De la boca de Hubert salían risas burbujeantes y tan veloces que las palabras no alcanzaban a ser más que susurros agudos y faltos de aire.
De pronto algo emergió de la cabeza de Hubert y ascendió tan alto que casi llega al techo. Desde ahí pudo ver la cocina completa; veía a Jiminee bailoteando, a Gerty dándole palmadas a la lata de galletas y a Dunstan petrificado. Y se vio a sí mismo riendo y agarrándose el estómago. Y vio también a Diana, con los ojos bien abiertos y mirando uno por uno a sus hermanos.

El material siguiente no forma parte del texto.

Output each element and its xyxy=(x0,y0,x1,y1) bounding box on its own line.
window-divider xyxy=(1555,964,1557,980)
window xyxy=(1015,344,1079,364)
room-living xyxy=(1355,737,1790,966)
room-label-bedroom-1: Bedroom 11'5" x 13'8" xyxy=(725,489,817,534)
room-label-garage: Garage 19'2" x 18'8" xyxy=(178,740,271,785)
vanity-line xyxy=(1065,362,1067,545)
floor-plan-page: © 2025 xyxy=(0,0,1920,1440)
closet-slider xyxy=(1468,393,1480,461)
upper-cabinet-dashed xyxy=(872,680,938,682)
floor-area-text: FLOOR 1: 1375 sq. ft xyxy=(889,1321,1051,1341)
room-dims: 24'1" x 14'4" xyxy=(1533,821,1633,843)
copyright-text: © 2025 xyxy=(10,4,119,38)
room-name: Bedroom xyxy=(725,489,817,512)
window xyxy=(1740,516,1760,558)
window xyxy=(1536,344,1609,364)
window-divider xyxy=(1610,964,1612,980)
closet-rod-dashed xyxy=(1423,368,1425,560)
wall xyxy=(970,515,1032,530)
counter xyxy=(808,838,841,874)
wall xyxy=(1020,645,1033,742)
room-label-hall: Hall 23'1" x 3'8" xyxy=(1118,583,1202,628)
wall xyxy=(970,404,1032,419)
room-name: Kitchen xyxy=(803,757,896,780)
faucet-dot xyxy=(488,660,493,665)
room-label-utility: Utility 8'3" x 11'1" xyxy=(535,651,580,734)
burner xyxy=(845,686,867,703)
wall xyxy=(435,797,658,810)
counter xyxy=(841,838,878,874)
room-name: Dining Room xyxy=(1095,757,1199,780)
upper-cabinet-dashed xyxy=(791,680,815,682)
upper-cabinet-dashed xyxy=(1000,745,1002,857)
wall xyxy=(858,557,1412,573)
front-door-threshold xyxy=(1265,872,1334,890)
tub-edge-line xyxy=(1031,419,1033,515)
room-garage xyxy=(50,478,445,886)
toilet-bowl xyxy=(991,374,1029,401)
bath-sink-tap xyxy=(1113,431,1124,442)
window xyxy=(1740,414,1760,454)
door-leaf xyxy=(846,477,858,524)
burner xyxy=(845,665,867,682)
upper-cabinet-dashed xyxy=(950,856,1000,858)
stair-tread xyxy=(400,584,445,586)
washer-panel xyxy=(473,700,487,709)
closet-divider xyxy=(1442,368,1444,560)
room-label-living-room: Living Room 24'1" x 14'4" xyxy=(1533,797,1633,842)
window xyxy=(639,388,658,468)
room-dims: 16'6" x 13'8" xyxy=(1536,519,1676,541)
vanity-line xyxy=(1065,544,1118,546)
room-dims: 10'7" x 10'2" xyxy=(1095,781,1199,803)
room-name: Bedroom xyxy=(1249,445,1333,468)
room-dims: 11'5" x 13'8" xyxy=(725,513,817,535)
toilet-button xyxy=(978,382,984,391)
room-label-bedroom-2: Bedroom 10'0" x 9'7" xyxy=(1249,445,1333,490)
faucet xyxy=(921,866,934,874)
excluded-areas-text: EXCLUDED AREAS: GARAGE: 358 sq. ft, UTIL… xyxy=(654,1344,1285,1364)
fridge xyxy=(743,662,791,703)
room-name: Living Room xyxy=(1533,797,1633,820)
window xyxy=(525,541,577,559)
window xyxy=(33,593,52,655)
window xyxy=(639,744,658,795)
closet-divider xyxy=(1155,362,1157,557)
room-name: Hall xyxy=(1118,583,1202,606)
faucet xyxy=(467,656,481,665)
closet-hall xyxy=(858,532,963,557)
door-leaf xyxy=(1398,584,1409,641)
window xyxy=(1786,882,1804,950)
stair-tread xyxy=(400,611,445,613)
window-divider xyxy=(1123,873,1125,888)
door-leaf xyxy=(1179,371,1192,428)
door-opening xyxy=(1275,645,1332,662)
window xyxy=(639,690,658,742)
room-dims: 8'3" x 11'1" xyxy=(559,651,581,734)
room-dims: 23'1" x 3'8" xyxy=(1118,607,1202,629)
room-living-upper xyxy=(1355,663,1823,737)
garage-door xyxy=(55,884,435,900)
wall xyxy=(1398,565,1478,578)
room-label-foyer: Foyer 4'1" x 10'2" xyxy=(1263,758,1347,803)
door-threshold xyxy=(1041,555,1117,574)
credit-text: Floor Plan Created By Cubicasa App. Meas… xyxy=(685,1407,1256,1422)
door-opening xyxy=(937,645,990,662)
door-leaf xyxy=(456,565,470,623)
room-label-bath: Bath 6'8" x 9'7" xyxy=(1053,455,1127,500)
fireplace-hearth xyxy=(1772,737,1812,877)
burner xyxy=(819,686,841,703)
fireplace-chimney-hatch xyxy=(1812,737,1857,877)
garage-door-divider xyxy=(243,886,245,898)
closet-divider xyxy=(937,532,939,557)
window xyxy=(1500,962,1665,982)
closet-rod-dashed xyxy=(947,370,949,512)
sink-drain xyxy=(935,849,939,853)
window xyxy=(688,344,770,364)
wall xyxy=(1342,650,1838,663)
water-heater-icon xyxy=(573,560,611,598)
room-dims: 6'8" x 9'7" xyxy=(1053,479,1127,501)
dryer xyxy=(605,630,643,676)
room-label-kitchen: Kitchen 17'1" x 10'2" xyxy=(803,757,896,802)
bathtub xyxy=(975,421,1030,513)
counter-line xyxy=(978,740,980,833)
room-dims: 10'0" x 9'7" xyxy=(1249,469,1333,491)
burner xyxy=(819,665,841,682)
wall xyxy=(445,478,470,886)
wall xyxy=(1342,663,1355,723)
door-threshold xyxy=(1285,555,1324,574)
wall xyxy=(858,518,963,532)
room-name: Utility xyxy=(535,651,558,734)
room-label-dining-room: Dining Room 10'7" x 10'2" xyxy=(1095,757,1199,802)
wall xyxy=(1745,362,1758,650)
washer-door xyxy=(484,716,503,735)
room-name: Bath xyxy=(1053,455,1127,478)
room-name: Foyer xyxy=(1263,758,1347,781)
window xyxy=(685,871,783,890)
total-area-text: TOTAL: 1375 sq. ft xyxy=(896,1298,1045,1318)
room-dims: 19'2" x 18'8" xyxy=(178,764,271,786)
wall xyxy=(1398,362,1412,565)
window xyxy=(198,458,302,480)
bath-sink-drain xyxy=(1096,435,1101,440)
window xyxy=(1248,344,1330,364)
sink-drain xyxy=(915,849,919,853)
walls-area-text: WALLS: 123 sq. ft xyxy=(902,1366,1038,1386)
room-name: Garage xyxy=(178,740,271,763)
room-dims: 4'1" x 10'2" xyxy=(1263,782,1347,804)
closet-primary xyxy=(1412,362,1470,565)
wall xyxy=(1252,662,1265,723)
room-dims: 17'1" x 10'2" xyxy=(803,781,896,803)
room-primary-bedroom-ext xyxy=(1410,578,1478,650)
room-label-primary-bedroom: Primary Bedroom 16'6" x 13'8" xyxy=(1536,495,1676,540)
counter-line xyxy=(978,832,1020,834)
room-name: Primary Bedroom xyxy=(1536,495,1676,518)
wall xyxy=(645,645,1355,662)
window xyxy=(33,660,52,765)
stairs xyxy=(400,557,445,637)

Luego vio la puerta abierta y a Elsa entrar. Traía la pala en una mano, y con la otra intentaba quitarse de la cara un mechón de cabello que se le había salido de la coleta y le colgaba junto a la mejilla. Tardó un buen rato en acomodarse el cabello mientras observaba a los demás. No había ningún sonido, salvo por la voz de Hubert. Se escuchó a sí mismo, su voz menguante que seguía y seguía canturreando.
—No, no, no. Deja, deja, deja…
—Sus voces se oyen hasta en el jardín. —Mientras Elsa hablaba, de pronto aquella parte elevada de Hubert cayó del techo y se metió de nuevo a su cabeza.
Gerty dejó la lata de galletas sobre la mesa.
—Yo no fui la que empezó, Elsie.
—No —dijo Dunstan—, no fue Gerty.
—Jiminee —dijo Elsa—, deberías ser más responsable.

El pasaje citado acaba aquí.